Photojournalist Shaun Stanley, 39 has worked for The Denver Post for 14 years, previously working for newspapers in Florida, Georgia and North Carolina. The last two years he has been based in Durango Colorado covering the Southwestern United States. His experience includes extensive foreign news coverage including famine in Africa, political upheavel in the former Soviet Union and Cuba, and social documentary work in Mexico and Europe. This past year his work has included coverage of the war on terror from the flight deck of the USS Enterprise, Eygpt, Israel to the West Bank and Gaza. He and his wife Kelli were evacuated from their home during the Valley fire.

Brett moved to Durango in 1993. A old camera given to him by his mother after college provided him with a new passion and ultimately, a profession. A member of the team at Imagesmith, his interest is photographing Wilderness. “ Disasters like the Missionary Ridge fire make a person take note of all the little things, taking them less for granted and and realize the fragility of life.”

In 1971 Robert hiked the entire Appalachian Trail from Georgia to Maine. By completing this 2000+-mile journey, he became just the 36th person to have walked the entire trail continuously in one year. Along the way, Robert carried an old Argus C-3 camera that he borrowed from his grandfather. It had no light meter so Robert wrote down all of his exposures in a notebook so that he could learn the best camera settings for different light conditions. Upon completion of the Trail, Rodale Press contacted Robert to contribute to a book called "Hiking the Appalachian Trail". One of his photos appeared on the cover of the second volume along with thirteen other photos on the inside.

While Robert was completing his graduate work in biology, he entered a photo contest run by Nikon and won a fourth place. Later, while teaching Wilderness Studies at Idaho State University, Robert entered one photo in the National Wildlife Cover Photo Contest and won the grand prize out of over 10,000 entries. While at ISU, Robert took photography courses in the Art and Journalism departments. At this time, he also began teaching nature photography classes.

Since moving to Durango in 1981, Robert has been a full time freelance nature photographer.
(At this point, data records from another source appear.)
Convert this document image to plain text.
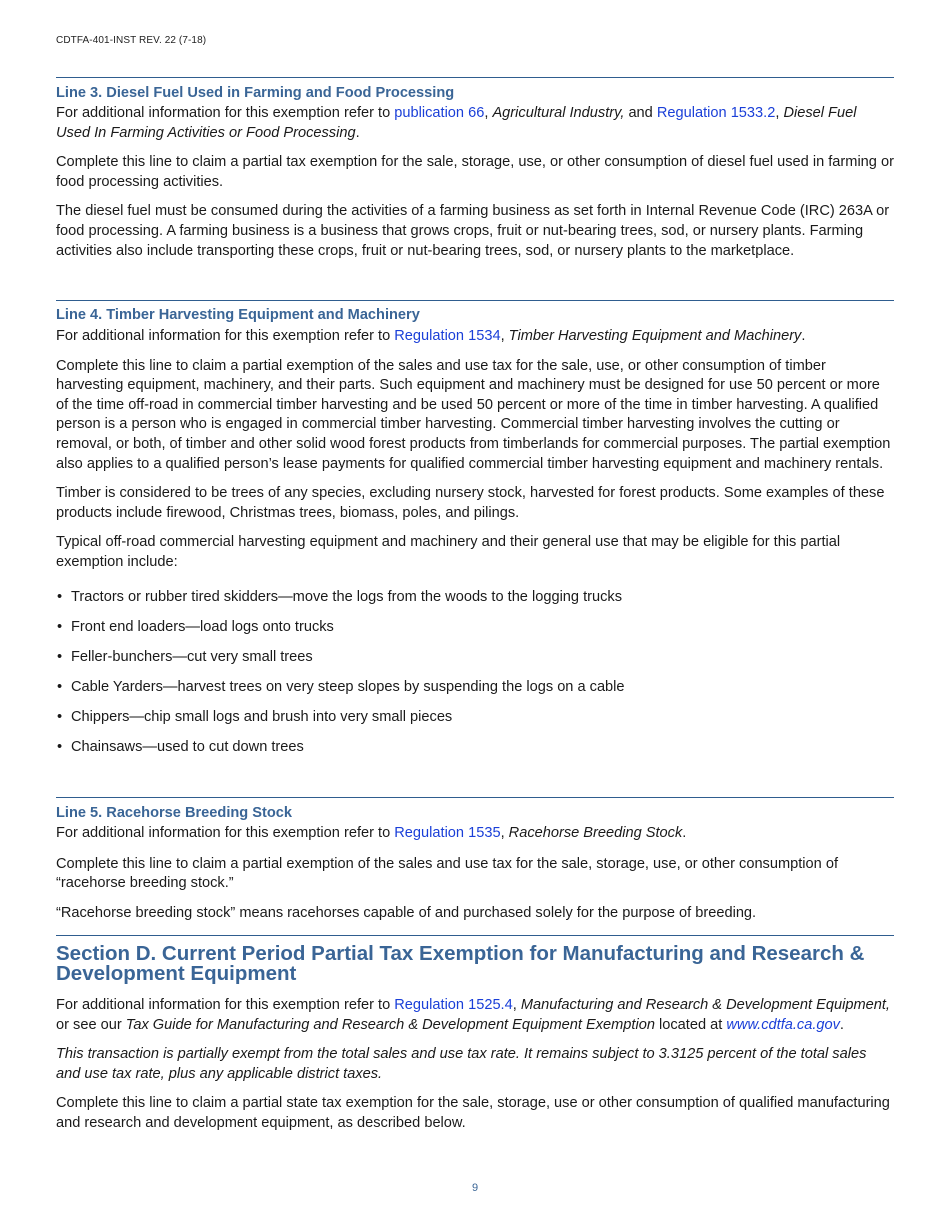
CDTFA-401-INST REV. 22 (7-18)
Line 3. Diesel Fuel Used in Farming and Food Processing

For additional information for this exemption refer to publication 66, Agricultural Industry, and Regulation 1533.2, Diesel Fuel Used In Farming Activities or Food Processing.

Complete this line to claim a partial tax exemption for the sale, storage, use, or other consumption of diesel fuel used in farming or food processing activities.

The diesel fuel must be consumed during the activities of a farming business as set forth in Internal Revenue Code (IRC) 263A or food processing. A farming business is a business that grows crops, fruit or nut-bearing trees, sod, or nursery plants. Farming activities also include transporting these crops, fruit or nut-bearing trees, sod, or nursery plants to the marketplace.

Line 4. Timber Harvesting Equipment and Machinery

For additional information for this exemption refer to Regulation 1534, Timber Harvesting Equipment and Machinery.

Complete this line to claim a partial exemption of the sales and use tax for the sale, use, or other consumption of timber harvesting equipment, machinery, and their parts. Such equipment and machinery must be designed for use 50 percent or more of the time off-road in commercial timber harvesting and be used 50 percent or more of the time in timber harvesting. A qualified person is a person who is engaged in commercial timber harvesting. Commercial timber harvesting involves the cutting or removal, or both, of timber and other solid wood forest products from timberlands for commercial purposes. The partial exemption also applies to a qualified person’s lease payments for qualified commercial timber harvesting equipment and machinery rentals.

Timber is considered to be trees of any species, excluding nursery stock, harvested for forest products. Some examples of these products include firewood, Christmas trees, biomass, poles, and pilings.

Typical off-road commercial harvesting equipment and machinery and their general use that may be eligible for this partial exemption include:

• Tractors or rubber tired skidders—move the logs from the woods to the logging trucks
• Front end loaders—load logs onto trucks
• Feller-bunchers—cut very small trees
• Cable Yarders—harvest trees on very steep slopes by suspending the logs on a cable
• Chippers—chip small logs and brush into very small pieces
• Chainsaws—used to cut down trees
Line 5. Racehorse Breeding Stock

For additional information for this exemption refer to Regulation 1535, Racehorse Breeding Stock.

Complete this line to claim a partial exemption of the sales and use tax for the sale, storage, use, or other consumption of “racehorse breeding stock.”

“Racehorse breeding stock” means racehorses capable of and purchased solely for the purpose of breeding.

Section D. Current Period Partial Tax Exemption for Manufacturing and Research & Development Equipment

For additional information for this exemption refer to Regulation 1525.4, Manufacturing and Research & Development Equipment, or see our Tax Guide for Manufacturing and Research & Development Equipment Exemption located at www.cdtfa.ca.gov.

This transaction is partially exempt from the total sales and use tax rate. It remains subject to 3.3125 percent of the total sales and use tax rate, plus any applicable district taxes.

Complete this line to claim a partial state tax exemption for the sale, storage, use or other consumption of qualified manufacturing and research and development equipment, as described below.

9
His work has appeared in many books, magazines and on many gift items and in as many as 20 different calendars in one year. Thousands of publication credits include: AUDUBON, NATIONAL GEOGRAPHIC TRAVELER, NATIONAL GEOGRAPHIC WORLD, NEWSWEEK, NEW YORKER, OUTSIDE, SIERRA AND WORLD WILDLIFE FUND. His photos have been used in national ad campaigns by such diverse entities as AMTRAK, THE NATIONAL AUDUBON SOCIETY, THE NATIONAL GEOGRAPHIC SOCIETY, THE NATURE CONSERVANCY, PHILLIPS PETROLEUM, SERENGETI and THE DETROIT TIGERS BASEBALL CLUB. Two of his photos can even be seen on the tails of FRONTIER AIRLINERS. Since 1989, Robert has lead photographic tours to special locations around the world.